Выполнив все меры внешней предосторожности, Анна Викторовна придумала легенду о плохом самочувствии, с которой и объявилась перед Викой Долгановской, явно разочарованной экстренным возвращением в приемную.
– Меня какое-то время не будет, – предупредила Гольцова своего секретаря. – Не исключено, что до конца рабочего дня.
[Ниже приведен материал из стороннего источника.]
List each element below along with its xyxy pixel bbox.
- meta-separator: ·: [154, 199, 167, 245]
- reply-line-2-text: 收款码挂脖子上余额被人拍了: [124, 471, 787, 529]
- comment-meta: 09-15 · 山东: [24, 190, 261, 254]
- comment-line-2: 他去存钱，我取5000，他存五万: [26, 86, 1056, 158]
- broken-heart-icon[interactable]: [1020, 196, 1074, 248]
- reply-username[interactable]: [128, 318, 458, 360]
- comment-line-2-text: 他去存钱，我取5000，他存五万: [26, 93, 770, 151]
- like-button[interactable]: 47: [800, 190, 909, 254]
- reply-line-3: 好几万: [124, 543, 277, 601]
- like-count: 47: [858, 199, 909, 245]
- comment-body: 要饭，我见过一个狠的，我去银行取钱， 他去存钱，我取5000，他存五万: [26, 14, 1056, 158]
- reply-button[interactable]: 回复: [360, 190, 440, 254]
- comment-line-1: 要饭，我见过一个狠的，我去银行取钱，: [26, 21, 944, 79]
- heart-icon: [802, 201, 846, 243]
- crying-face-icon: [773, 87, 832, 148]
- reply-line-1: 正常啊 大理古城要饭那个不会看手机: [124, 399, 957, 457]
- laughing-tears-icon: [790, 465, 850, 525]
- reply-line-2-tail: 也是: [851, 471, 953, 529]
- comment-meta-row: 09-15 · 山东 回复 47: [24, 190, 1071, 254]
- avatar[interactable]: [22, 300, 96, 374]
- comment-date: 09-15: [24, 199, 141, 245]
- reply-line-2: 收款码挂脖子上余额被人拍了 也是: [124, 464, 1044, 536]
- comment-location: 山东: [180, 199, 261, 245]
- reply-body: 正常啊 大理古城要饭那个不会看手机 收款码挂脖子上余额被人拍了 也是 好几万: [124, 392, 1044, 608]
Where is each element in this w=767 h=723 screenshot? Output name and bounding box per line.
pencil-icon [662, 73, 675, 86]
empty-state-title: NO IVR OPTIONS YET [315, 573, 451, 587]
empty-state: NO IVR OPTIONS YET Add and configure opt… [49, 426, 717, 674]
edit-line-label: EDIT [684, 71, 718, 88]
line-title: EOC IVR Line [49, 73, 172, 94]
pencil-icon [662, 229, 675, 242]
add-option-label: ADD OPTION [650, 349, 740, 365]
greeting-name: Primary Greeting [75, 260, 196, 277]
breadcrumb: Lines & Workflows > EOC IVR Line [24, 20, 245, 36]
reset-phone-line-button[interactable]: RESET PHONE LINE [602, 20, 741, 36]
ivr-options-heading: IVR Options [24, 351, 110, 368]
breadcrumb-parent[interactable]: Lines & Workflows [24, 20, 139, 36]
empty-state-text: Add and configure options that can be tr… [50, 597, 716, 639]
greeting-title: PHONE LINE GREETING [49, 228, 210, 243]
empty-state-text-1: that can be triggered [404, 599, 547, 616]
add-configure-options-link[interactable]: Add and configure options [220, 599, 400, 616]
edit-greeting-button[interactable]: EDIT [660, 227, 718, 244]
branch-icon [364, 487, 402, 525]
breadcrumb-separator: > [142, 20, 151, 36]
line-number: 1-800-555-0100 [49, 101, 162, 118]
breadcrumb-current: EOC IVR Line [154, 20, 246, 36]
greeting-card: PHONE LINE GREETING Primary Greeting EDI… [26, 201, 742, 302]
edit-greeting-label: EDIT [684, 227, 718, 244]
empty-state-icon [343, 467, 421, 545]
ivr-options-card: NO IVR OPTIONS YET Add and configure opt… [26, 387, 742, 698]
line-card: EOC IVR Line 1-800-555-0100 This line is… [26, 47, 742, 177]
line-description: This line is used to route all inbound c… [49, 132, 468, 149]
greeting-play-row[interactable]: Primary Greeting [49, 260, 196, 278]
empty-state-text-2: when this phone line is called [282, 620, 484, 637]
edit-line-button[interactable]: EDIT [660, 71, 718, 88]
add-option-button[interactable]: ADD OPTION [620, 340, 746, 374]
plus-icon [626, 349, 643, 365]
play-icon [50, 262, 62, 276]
Вика с недоумением посмотрела на начальницу: за последние полтора года такое заявление она произносила впервые. Девушка насторожилась:
– Анна Викторовна, надеюсь, ничего серьезного?
– Пока не знаю, Виктория Александровна, – отвела она взгляд и уставилась на носки собственных туфель: врать было неприятно. – Если что-то экстренное, позвоните мне, я приеду. Если смогу, – зачем-то добавила Анна.